Ekonom: pemerintah harus percepat penyerapan anggaran

kepala ekonom danareksa research institute purbaya yudhi sadewa menyampaikan pemerintah harus mempercepat penyerapan anggaran belanja negara agar membangun infrastruktur dan menyebabkan perekonomian seiring pemberlakuan kenaikan harga bahan bakar minyak (bbm) bersubsidi setelah itu.

kenaikan bbm itu tidak apa-apa, tapi harus diikuti dengan mempercepat penyerapan anggaran agar pembangunan infrastruktur, supaya perekonomian bergerak, tutur purbaya yudhi sadewa di dialog panel implikasi kenaikan harga bbm bersubsidi terhadap prospek dunia usaha dan pembiayaan dengan sektor perbankan, dalam jakarta, jumat.

menurut purbaya dampak kenaikan harga bbm dapat berlangsung di enam sampai sembilan bulan. makanya para pengusaha menurut dia, mesti mengantisipasi dampak-dampak negatif dan mungkin berimbas selama sektor usaha.

tapi kalau pemerintah bisa mempercepat penyerapan anggaran saya kira tersebut ingin membantu dunia upaya-upaya supaya tumbuh juga berkontribusi selama pertumbuhan ekonomi serta, kata dia.

Informasi Lainnya:

menurut laporan purbaya, sejak 2008 sebanyak 10 persen anggaran tak terpakai serta tidak terserap melalui menarik.

di pihak lain dia mengharapkan pemerintah tetap mampu hati-hati selama mengikuti keputusan mengenai kebijakan fiskal. pemerintah menurutnya tetap harus berjuang mendorong perekonomian tetap tumbuh, biarpun pemerintah tetap optimistis kebijakan bbm tak mau begitu berdampak dalam perekonomian.

pemerintah pada apbn 2013 memberikan pagu berbelanja subsidi energi sebesar rp274,7 triliun melalui perincian subsidi listrik rp80,9 triliun juga subsidi bbm rp193,8 triliun dengan volume sebesar 46 juta kilo liter.

kuota volume bbm bersubsidi diprediksi bisa mencapai 53 juta kilo liter serta mengganggu fiskal, kalau tak ada kebijakan yang memadai untuk mengendalikan konsumsi bbm, dan jumlahnya kian meningkat setiap tahun.

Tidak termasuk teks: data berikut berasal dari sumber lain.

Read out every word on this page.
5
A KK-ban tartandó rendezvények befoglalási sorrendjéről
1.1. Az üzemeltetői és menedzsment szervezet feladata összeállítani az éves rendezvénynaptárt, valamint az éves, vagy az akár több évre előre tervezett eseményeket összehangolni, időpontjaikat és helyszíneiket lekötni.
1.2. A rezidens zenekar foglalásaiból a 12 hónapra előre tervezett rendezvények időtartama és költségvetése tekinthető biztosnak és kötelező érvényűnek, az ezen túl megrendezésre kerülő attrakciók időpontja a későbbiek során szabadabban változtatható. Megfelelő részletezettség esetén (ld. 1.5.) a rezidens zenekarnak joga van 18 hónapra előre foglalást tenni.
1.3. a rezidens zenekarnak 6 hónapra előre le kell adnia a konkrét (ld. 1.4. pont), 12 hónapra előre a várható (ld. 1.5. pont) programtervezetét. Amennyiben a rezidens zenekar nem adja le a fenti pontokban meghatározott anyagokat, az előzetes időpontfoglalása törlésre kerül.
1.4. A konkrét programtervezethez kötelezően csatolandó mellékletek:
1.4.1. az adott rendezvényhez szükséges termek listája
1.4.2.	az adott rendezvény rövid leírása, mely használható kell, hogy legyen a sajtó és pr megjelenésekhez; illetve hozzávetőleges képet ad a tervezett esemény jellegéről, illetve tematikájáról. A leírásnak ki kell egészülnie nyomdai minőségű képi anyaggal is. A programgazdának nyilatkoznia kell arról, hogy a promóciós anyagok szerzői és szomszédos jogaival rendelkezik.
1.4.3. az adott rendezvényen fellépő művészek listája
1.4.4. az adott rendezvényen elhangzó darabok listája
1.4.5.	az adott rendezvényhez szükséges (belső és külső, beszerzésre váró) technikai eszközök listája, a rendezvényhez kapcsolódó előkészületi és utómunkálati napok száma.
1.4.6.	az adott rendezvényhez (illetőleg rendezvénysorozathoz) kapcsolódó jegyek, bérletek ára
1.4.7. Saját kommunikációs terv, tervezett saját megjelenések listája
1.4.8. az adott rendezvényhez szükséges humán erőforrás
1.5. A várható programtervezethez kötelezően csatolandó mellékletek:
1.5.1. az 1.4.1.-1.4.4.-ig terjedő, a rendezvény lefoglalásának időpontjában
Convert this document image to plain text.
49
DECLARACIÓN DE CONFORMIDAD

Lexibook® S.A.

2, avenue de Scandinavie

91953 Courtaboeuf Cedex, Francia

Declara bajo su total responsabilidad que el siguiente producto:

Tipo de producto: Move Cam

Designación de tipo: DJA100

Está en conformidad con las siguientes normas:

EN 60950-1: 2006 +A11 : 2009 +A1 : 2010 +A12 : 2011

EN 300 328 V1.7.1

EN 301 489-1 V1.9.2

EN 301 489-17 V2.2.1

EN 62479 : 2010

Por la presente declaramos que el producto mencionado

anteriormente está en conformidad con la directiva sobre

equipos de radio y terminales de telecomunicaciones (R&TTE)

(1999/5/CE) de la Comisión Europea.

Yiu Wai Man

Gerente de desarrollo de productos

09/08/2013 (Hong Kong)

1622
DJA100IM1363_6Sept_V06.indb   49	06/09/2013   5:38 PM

sempat bergulir sederat opsi pengendalian bbm dari pemerintah diantara lain membatasi konsumsi bbm bersubsidi terhadap mobil pribadi, kenaikan harga bbm bersubsidi sekaligus penyediaan bbm jenis baru seharga rp7.000 per liter, kenaikan bbm rp6.500-rp7.000 per liter cuma terhadap mobil pribadi, serta kenaikan bbm dengan merata melalui kisaran harga selama bawah rp6.500 per liter.

pemerintah sempat mengisyaratkan kecenderungannya mengikuti kebijakan kenaikan bbm melalui harga dalam bawah rp6.500 per liter bagi seluruh kendaraan, termasuk memberikan kompensasi terhadap masyarakat miskin dengan pengajuan apbn-p 2013.